Latent Semantic Indexing, LSI for short, is a mathematical technique that finds relationships between words in a collection of documents. Using LSI, we can compare a dozen texts and conclude that some of them are similar by topic. The algorithm elicits similarity even if the main topic keyword is not used in some texts directly.
In other words,
- ‘latent’ means ‘hidden’
- ‘semantic’ is related to ‘word meaning’
- and ‘indexing’ is done for ‘information retrieval’
The need for latent semantic analysis appeared at the time when computer capacities grew, and programmers sought to improve users’ access to information. Text-related information processing demanded more efficient semantic analysis. LSI technique was aimed to tackle several issues of text analysis, namely, synonymy and polysemy.
What are synonyms?
Synonymy is a linguistic term describing the existence of different words for the same thing or concept. For example, for the way you go, you have a number of words to describe it as a route, a road, a drive, a passage.
What is polysemy?
Polysemy is a linguistic term for one word having more than one meaning. Polysemes have different, nevertheless, related meanings. Take the word drive: you can drive a vehicle, or you can drive your friend home from a pub, or you can simply drive for a long time. Another thing is that you can drive somebody mad. The word can mean a determination, a journey, a wide pass for vehicles, a computer part, etc.
What is homonymy?
A slightly different phenomenon is homonymy when words are spelled the same (homographs) or sound the same (homophones), but mean different concepts, unrelated by origin. For example, you have to be or not to be as a verb, and there is a bee as an insect.
These linguistic phenomena are the driving force of all puns and humor in art and literature.
Yet, synonymy and polysemy are the main reason why exact keywords match won’t do for search engines.
LSI reveals underlying semantic structures that can be hidden or obscured due to the variability of wording.
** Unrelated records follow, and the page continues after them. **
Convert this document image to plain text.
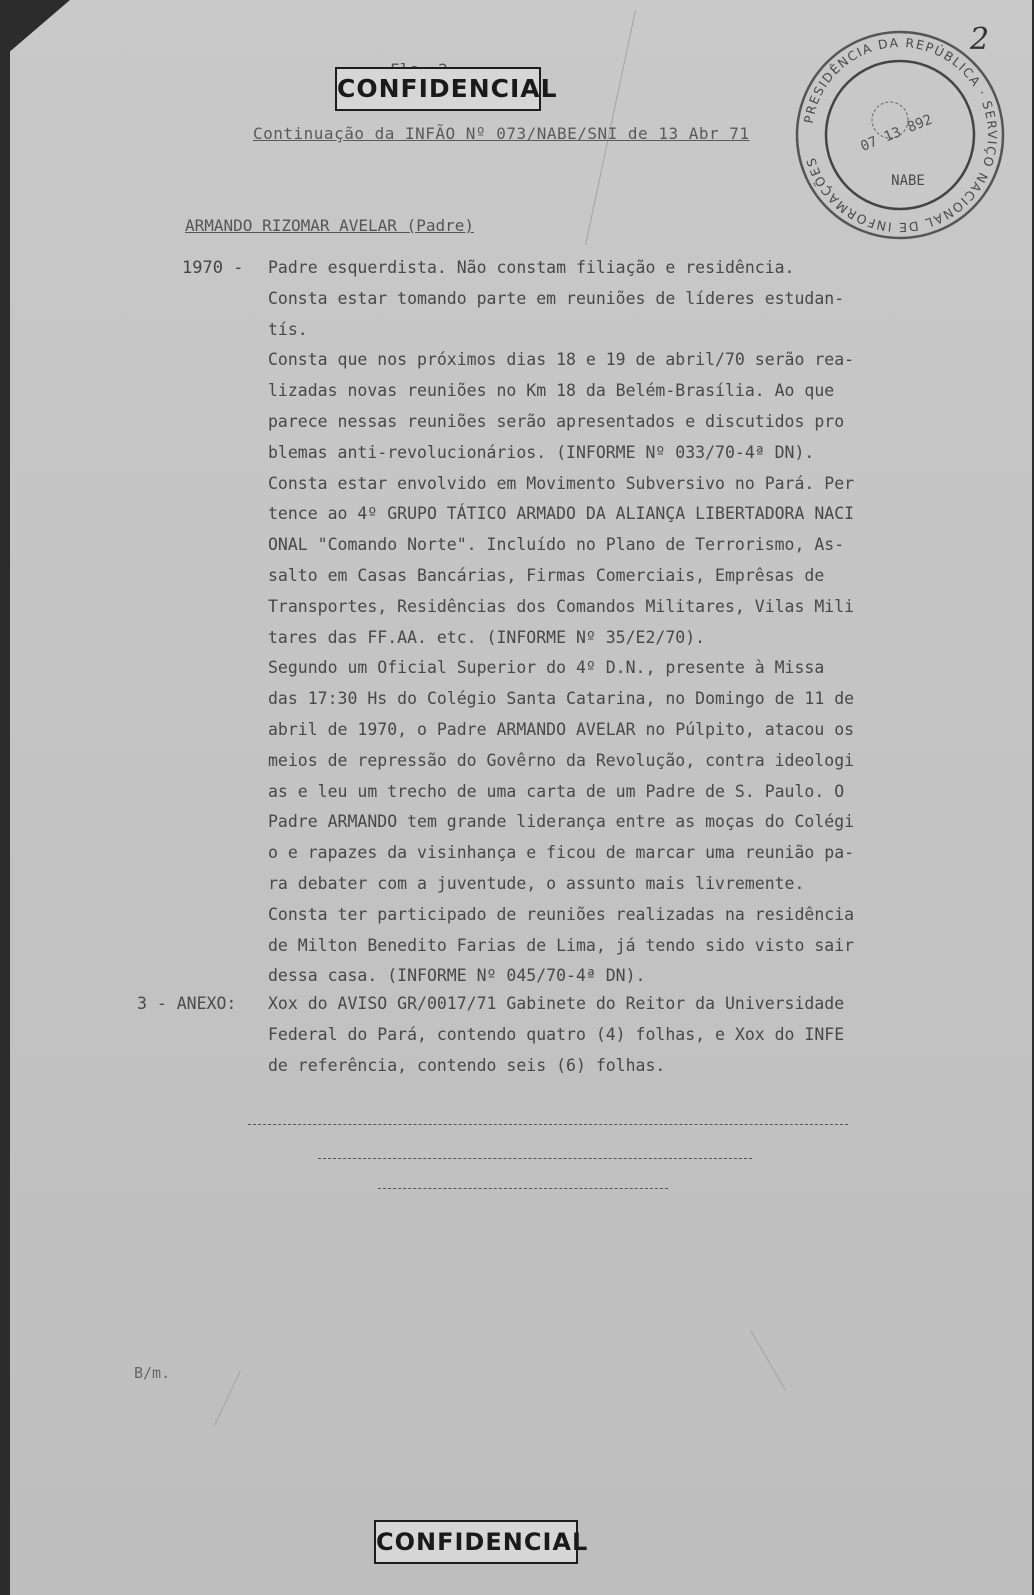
CONFIDENCIAL
Continuação da INFÃO Nº 073/NABE/SNI de 13 Abr 71
2
PRESIDÊNCIA DA REPÚBLICA · SERVIÇO NACIONAL DE INFORMAÇÕES
07 13 892
NABE
ARMANDO RIZOMAR AVELAR (Padre)
1970 - Padre esquerdista. Não constam filiação e residência.
Consta estar tomando parte em reuniões de líderes estudan-
tís.
Consta que nos próximos dias 18 e 19 de abril/70 serão rea-
lizadas novas reuniões no Km 18 da Belém-Brasília. Ao que
parece nessas reuniões serão apresentados e discutidos pro
blemas anti-revolucionários. (INFORME Nº 033/70-4ª DN).
Consta estar envolvido em Movimento Subversivo no Pará. Per
tence ao 4º GRUPO TÁTICO ARMADO DA ALIANÇA LIBERTADORA NACI
ONAL "Comando Norte". Incluído no Plano de Terrorismo, As-
salto em Casas Bancárias, Firmas Comerciais, Emprêsas de
Transportes, Residências dos Comandos Militares, Vilas Mili
tares das FF.AA. etc. (INFORME Nº 35/E2/70).
Segundo um Oficial Superior do 4º D.N., presente à Missa
das 17:30 Hs do Colégio Santa Catarina, no Domingo de 11 de
abril de 1970, o Padre ARMANDO AVELAR no Púlpito, atacou os
meios de repressão do Govêrno da Revolução, contra ideologi
as e leu um trecho de uma carta de um Padre de S. Paulo. O
Padre ARMANDO tem grande liderança entre as moças do Colégi
o e rapazes da visinhança e ficou de marcar uma reunião pa-
ra debater com a juventude, o assunto mais livremente.
Consta ter participado de reuniões realizadas na residência
de Milton Benedito Farias de Lima, já tendo sido visto sair
dessa casa. (INFORME Nº 045/70-4ª DN).
3 - ANEXO: Xox do AVISO GR/0017/71 Gabinete do Reitor da Universidade
Federal do Pará, contendo quatro (4) folhas, e Xox do INFE
de referência, contendo seis (6) folhas.
B/m.
CONFIDENCIAL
This technique allows finding similarities between several documents in a collection of texts and retrieving the most relevant of them to a searcher’s inquiry.
LSI is a patented technology, published in 1988 (and the patent expired in 2008).
LSI uses a term-document matrix and Singular Value Decomposition (SVD), a common linear algebra technique, to learn conceptual correlations in a body of texts. Unless you are familiar with operations on matrices and eigenvectors, it will take time to grasp the idea of how it works, but here is a short try.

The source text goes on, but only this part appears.